Hoje, o mesmo recurso usado na Segunda Guerra Mundial foi transferido para a defesa de quem tem muito dinheiro contra a guerrilha urbana que toma as metrópoles brasileiras -ou para dar vazão à histeria que ela provoca.
Hoje, o Brasil tem 102 bunkers perfurando seu solo, de acordo com uma pesquisa da RCI First -Security and Intelligence Advising, responsável pela construção de 64 dos esconderijos subterrâneos no país.
Só a cidade de São Paulo tem 63 bunkers construídos sob casas e empresas. A maioria deles fica no bairro do Morumbi (zona oeste), seguido de perto pelos Jardins.
"De todos os bunkers já feitos no país, apenas 30% eram realmente necessários. O resto é loucura", admite Ricardo Chilelli, 48, especialista em segurança privada da RCI. Segundo ele, os bunkers passaram a ser construídos no Brasil e na Colômbia a partir de 1999 e só crescem em demanda.
"O bunker foi importado para o Brasil por conta da violência urbana. Mas só tem função mesmo para pessoas com grande potencial de risco que freqüentam lugares ermos, como uma casa de praia isolada ou uma fazenda de difícil acesso, onde o socorro demoraria a chegar. Construir bunker no Morumbi é pura histeria. Mas, se me pedem, eu faço", diz ele, que tem entre seus clientes banqueiros e empresários.
De acordo com o tamanho e o grau de sofisticação, um bunker brasileiro pode custar de US$ 50 mil a até US$ 1 milhão.
O preço espelha uma engenharia de construção complexa. A RCI diz dividir a construção de cada bunker em sete etapas. Cada etapa da obra é entregue a uma empreiteira diferente de um Estado distinto do país. Dessa forma, ninguém tem acesso ao projeto todo nem consegue compreender como o bunker é feito nem onde exatamente ele está, diz Chilelli.

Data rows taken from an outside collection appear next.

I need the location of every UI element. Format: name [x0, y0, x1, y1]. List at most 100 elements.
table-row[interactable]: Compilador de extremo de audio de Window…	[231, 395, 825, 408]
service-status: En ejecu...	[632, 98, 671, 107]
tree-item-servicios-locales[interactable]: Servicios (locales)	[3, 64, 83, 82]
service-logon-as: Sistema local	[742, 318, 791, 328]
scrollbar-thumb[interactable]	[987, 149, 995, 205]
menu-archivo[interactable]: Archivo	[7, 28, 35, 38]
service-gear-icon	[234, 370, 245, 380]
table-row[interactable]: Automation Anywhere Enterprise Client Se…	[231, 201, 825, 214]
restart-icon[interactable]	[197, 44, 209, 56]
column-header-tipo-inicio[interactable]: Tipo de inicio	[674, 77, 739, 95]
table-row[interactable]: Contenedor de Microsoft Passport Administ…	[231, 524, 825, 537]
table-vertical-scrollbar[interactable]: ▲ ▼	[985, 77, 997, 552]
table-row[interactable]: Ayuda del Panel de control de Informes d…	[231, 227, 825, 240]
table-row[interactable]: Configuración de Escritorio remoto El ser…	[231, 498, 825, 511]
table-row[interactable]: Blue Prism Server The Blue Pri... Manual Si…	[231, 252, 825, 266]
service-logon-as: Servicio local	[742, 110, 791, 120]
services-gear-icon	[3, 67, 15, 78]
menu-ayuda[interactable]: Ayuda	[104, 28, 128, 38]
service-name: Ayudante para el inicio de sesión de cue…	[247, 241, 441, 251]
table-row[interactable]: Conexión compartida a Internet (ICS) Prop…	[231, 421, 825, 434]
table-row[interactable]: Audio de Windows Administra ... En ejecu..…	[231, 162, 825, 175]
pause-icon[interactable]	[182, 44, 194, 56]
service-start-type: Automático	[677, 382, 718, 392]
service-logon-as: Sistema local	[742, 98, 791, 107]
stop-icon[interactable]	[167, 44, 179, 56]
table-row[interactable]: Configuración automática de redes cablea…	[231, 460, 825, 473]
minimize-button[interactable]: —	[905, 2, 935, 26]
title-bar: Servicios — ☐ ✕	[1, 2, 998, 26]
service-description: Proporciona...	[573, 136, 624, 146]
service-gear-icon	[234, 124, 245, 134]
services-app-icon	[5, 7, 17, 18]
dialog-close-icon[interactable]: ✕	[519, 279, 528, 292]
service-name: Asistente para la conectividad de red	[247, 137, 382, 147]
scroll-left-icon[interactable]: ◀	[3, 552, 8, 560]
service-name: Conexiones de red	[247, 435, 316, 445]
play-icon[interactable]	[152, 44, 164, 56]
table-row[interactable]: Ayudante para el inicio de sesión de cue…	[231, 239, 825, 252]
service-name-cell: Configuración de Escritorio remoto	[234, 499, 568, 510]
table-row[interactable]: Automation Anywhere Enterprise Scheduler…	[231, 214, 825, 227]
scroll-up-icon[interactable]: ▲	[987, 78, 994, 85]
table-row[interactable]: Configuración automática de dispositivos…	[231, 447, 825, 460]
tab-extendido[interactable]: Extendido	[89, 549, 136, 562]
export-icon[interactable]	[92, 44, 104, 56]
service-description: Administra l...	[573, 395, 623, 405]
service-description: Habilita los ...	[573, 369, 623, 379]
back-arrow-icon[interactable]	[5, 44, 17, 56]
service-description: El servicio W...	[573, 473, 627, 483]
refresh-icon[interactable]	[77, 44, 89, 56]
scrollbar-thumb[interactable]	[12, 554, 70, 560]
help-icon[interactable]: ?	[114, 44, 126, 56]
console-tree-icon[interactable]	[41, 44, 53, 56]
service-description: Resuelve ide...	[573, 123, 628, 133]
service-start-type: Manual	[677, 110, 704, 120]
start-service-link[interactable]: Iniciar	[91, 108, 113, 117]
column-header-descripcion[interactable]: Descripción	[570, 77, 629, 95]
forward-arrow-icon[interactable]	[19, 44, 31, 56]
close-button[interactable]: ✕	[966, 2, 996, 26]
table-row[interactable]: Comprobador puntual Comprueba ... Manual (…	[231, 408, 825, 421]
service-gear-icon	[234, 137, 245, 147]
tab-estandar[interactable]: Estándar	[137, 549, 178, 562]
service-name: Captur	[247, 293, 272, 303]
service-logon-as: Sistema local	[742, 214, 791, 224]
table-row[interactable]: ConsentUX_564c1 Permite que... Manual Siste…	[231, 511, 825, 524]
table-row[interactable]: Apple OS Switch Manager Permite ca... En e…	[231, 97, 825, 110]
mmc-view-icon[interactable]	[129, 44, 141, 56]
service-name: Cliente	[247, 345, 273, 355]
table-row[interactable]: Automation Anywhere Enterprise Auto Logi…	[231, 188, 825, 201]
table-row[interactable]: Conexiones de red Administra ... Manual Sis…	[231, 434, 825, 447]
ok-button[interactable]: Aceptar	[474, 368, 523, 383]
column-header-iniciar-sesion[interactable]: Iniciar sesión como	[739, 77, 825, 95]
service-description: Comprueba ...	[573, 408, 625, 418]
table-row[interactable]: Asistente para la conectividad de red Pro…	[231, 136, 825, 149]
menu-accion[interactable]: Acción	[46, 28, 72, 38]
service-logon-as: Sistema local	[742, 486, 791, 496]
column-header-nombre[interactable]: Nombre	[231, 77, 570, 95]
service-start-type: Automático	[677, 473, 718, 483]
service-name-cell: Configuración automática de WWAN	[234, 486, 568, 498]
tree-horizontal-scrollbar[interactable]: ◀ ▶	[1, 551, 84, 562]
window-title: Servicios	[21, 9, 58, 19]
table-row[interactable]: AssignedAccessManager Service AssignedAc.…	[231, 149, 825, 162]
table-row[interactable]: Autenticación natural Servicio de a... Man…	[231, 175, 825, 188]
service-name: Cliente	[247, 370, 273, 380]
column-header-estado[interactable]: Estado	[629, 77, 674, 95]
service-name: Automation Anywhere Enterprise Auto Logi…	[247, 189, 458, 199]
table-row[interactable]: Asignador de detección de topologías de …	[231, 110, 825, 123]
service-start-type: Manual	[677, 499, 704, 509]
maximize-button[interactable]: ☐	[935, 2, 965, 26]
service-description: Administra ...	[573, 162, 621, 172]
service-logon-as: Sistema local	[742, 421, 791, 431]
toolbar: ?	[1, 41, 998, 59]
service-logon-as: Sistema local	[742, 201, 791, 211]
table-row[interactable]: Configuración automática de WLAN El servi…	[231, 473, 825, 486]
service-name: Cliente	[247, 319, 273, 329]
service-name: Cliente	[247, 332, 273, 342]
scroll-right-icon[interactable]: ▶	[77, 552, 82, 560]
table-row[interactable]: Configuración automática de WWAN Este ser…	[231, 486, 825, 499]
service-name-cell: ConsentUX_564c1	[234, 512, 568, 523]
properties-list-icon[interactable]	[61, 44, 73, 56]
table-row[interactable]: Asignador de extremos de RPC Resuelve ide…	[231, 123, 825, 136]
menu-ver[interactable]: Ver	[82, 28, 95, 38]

O quadrado feito de um concreto especial é protegido por uma porta blindada aberta com uma combinação de chaves e biometria (leitura digital, de íris ou de formato de rosto). Tudo isso é acessível por uma porta -também blindada, claro- oculta atrás de uma estante ou de um armário, num recurso digno dos filmes de 007.
Nos bunkers urbanos, tudo é independente: a caixa d'água, a rede elétrica e a linha telefônica. "Podem cortar todos os cabos da casa e envenenar a água, podem incendiar a casa ou mesmo explodi-la que, no bunker, nada acontece", devaneia Chilelli.
"O que vemos é a evolução da segurança privada para soluções cada vez mais sofisticadas e com maior grau de sigilo. São estratégias diferenciadas e ultra-restritas", avalia Viviane de Oliveira Cubas, autora do recém-lançado "Segurança Privada - A Expansão dos Serviços de Proteção e Vigilância em São Paulo", fruto de uma pesquisa realizada por ela no Núcleo de Estudos da Violência da USP. Segundo ela, o mercado de segurança privada -que cresce, em média, 20% ao ano e movimenta R$ 4 bilhões anualmente no Brasil- lucra em cima da neurose criada pela violência e crescente sensação de insegurança.
"Apesar de ser estatisticamente desprezível. O poder simbólico de mais de 60 bunkers em São Paulo é muito grande", diz José Guilherme Magnani, coordenador do Núcleo de Antropologia Urbana da USP. "Isso é a exceção."
Se o bunker como instrumento de segurança pode parecer paranóia, a blindagem é um recurso já comum. O pânico da violência urbana já produziu a blindagem de milhares de veículos, de 15 mil portas em residências paulistanas e de mais de 14 mil janelas em apartamentos do Rio de Janeiro.